Notes from Nowheretown
*I was wrong, wrong, so so wrong about Margot and Jules still being in NEH.
Maybe.
I still don’t trust a single dandelion growing in the middle of tidy back yard of No-End House.
*”The Damage” features the third home invasion so far in No-End House, though the first in the “real world,” & one played fairly closed to the Home Invasion template. Episode One of NEH, “This Is Not Real” featured a home invasion themed episode of Alfred Hitchcock Presents. Sam Peckinpah’s 1971 Straw Dogs may be the most notorious example of the subgenre. An interesting double feature (if you dare) on the theme is Them (France, 2006) and its unofficial American remake The Strangers (2008).

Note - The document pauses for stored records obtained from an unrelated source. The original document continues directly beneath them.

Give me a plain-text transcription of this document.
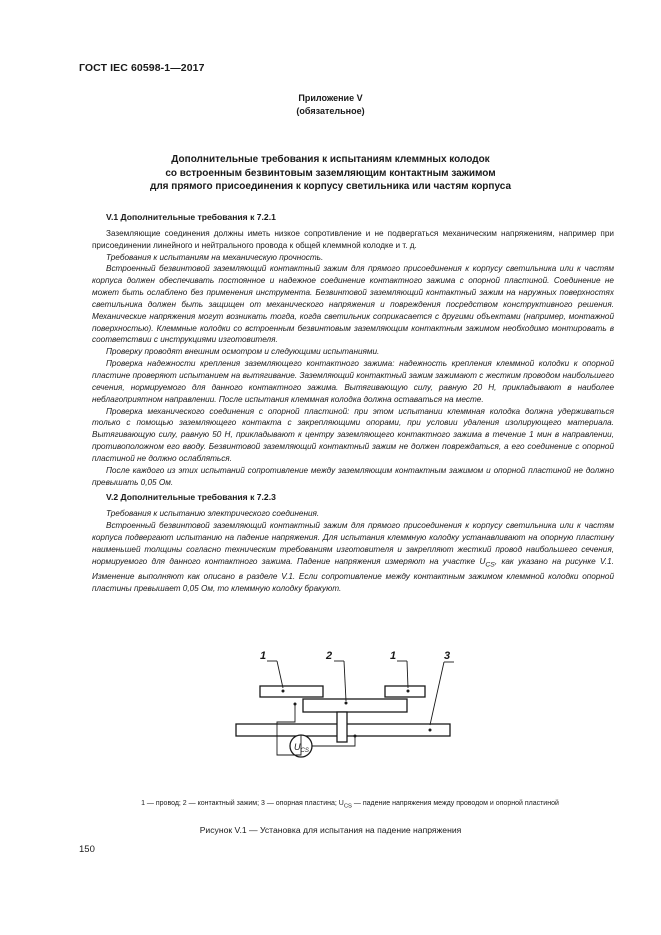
ГОСТ IEC 60598-1—2017
Приложение V
(обязательное)
Дополнительные требования к испытаниям клеммных колодок
со встроенным безвинтовым заземляющим контактным зажимом
для прямого присоединения к корпусу светильника или частям корпуса
V.1 Дополнительные требования к 7.2.1

Заземляющие соединения должны иметь низкое сопротивление и не подвергаться механическим напряжениям, например при присоединении линейного и нейтрального провода к общей клеммной колодке и т. д.

Требования к испытаниям на механическую прочность.

Встроенный безвинтовой заземляющий контактный зажим для прямого присоединения к корпусу светильника или к частям корпуса должен обеспечивать постоянное и надежное соединение контактного зажима с опорной пластиной. Соединение не может быть ослаблено без применения инструмента. Безвинтовой заземляющий контактный зажим на наружных поверхностях светильника должен быть защищен от механического напряжения и повреждения посредством конструктивного решения. Механические напряжения могут возникать тогда, когда светильник соприкасается с другими объектами (например, монтажной поверхностью). Клеммные колодки со встроенным безвинтовым заземляющим контактным зажимом необходимо монтировать в соответствии с инструкциями изготовителя.

Проверку проводят внешним осмотром и следующими испытаниями.

Проверка надежности крепления заземляющего контактного зажима: надежность крепления клеммной колодки к опорной пластине проверяют испытанием на вытягивание. Заземляющий контактный зажим зажимают с жестким проводом наибольшего сечения, нормируемого для данного контактного зажима. Вытягивающую силу, равную 20 Н, прикладывают в наиболее неблагоприятном направлении. После испытания клеммная колодка должна оставаться на месте.

Проверка механического соединения с опорной пластиной: при этом испытании клеммная колодка должна удерживаться только с помощью заземляющего контакта с закрепляющими опорами, при условии удаления изолирующего материала. Вытягивающую силу, равную 50 Н, прикладывают к центру заземляющего контактного зажима в течение 1 мин в направлении, противоположном его вводу. Безвинтовой заземляющий контактный зажим не должен повреждаться, а его соединение с опорной пластиной не должно ослабляться.

После каждого из этих испытаний сопротивление между заземляющим контактным зажимом и опорной пластиной не должно превышать 0,05 Ом.

V.2 Дополнительные требования к 7.2.3

Требования к испытанию электрического соединения.

Встроенный безвинтовой заземляющий контактный зажим для прямого присоединения к корпусу светильника или к частям корпуса подвергают испытанию на падение напряжения. Для испытания клеммную колодку устанавливают на опорную пластину наименьшей толщины согласно техническим требованиям изготовителя и закрепляют жесткий провод наибольшего сечения, нормируемого для данного контактного зажима. Падение напряжения измеряют на участке $U_{CS}$, как указано на рисунке V.1. Изменение выполняют как описано в разделе V.1. Если сопротивление между контактным зажимом клеммной колодки опорной пластины превышает 0,05 Ом, то клеммную колодку бракуют.

1	2	1	3
$U_{CS}$
1 — провод; 2 — контактный зажим; 3 — опорная пластина; $U_{CS}$ — падение напряжения между проводом и опорной пластиной
Рисунок V.1 — Установка для испытания на падение напряжения
150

*Seth is now a very interesting character, growing beyond his mysterious Bad Boy introduction. In the Bible, Seth is the third son of Adam and Eve (after Cain and Abel). More applicable to NEH is the role of Set (Seth) in Egyptian mythology. “Set was a friend of the dead, helping them to ascend to heaven on his ladder, and he protected the life giving oases of the desert …” (www.ancientegyptonline.com).
Could Seth play a role similar to Charon, ferrying Margot (Persephone) to and from the underworld (No-End House)? My guess that the food eaten by the pod people looks like pomegranate seeds seems on the mark. Because she’d eaten pomegranate seeds in the underworld after being kidnapped, Persephone had to spend six months of the year there before returning to Earth (the real world).
*If the name of episode co-writer Harley Peyton sounds familiar, you probably remember a little show from the 90’s called Twin Peaks.
*Both seasons of Channel Zero have been almost jump scare free to this point. Jump scares can be a very lazy was to amp up suspense in horror movies. To my mind, “The Damage” used just enough of the jump scare trope as the material warranted.
The final episode of Channel Zero: No-End House airs Wednesday October 25 at 8/9c on Syfy.